I’m watching Paula Deen teach “Mr. Jimmy” and “Miss Rosa” (the Carters, by the way, nbd) how to cook while reading the SRAS list of foods that are hard to find in Russia. Wait, they don’t sell spam in Russia??
I think I’ll be ok without some of the items on the list (Heinz salad cream, cheez whiz, wheetabix), but I have procured two key items: peanut butter and pumpkin pie filling. It feels a little poisonwood bible, carrying cake mix into the jungle and all that, but I’m sure I’ll be glad once thanksgiving rolls around.
See Voronezh? Near Kursk and Saratov? Well not really that close but still. Just to give some context.
When I first heard at the end of March that I would be teaching English in Russia, I was ecstatic. I didn’t care where I would be, or what age I would be teaching, or the fact that I’ve never taught English. Graduating from college in a financially tricky time, I was just relieved to have a plan for the year after college, especially doing something I was interested in. As time wore on, I became preoccupied with location: where would I be for a year? What city, at first unpronounceable for friends and family, would become a part of their geographical knowledge? And where would I spend my first Russian winter?
Finally, the week before commencement, I received my placement. Dear Molly, you will be at Voronezh State University in Voronezh. At first all I could think of was that the name of the city seemed somehow familiar – perhaps mentioned somewhere in a story by Tolstoy or Chekhov, the name conjured up images of travelers on the road to Voronezh, shivering under blankets in their horse-drawn carriages. A quick visit to Wikipedia clarified things. Voronezh is in Voronezh oblast, south of Moscow and about halfway between Moscow and Volgograd. It’s a little bigger than San Francisco, and is notable both for its universities and the nuclear power plant outside the city proper.

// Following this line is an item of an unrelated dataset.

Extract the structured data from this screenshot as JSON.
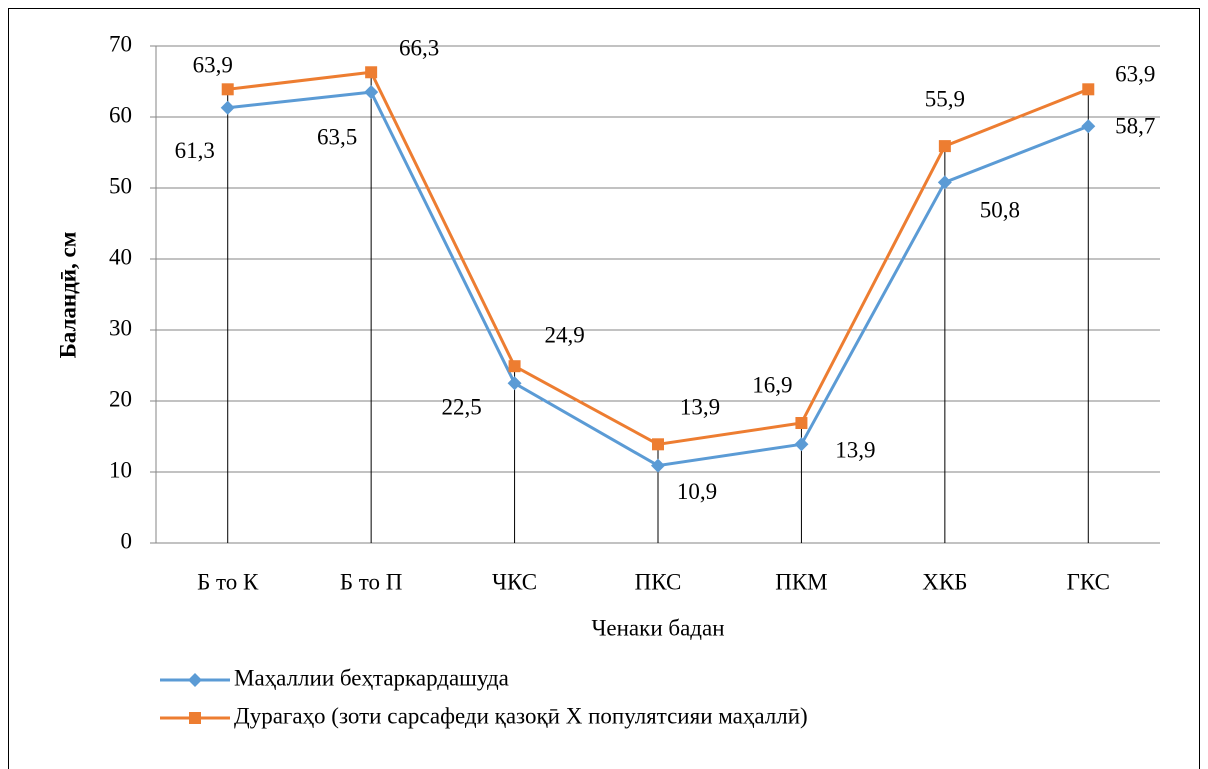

The famous Russian poet Osip Mandelshtam was exiled to Voronezh, and a McDonalds recently opened there.
Geographically, Voronezh is not so far away from Ukraine, and the local airport means that it’s not so far away from some interesting destinations in Europe, with direct flights to Munich, Istanbul, and Prague among other cities. The train from Moscow is overnight and takes 10 hours. Voronezh is also the hub for the Kyiv-Voronezh train, and I have no idea how long that journey is. And lucky me, the city is pretty far south, as far as Russian geography goes. Of course, the whole of Russia is north of the U.S., but Voronezh is more southern than London! As a California girl this does provide some comfort. While I may not agree with my Russian teacher’s characterization of the Voronezh climate as “wonderful- mild winters and warm but not hot summers,” because to me a mild winter means nothing below 50 degrees Fahrenheit, I am already relieved to have been spared from winter in the North.
But it’s still going to be cold. I suppose it’s time to start packing because the days are slipping away! In two weeks I will have finally reached Voronezh.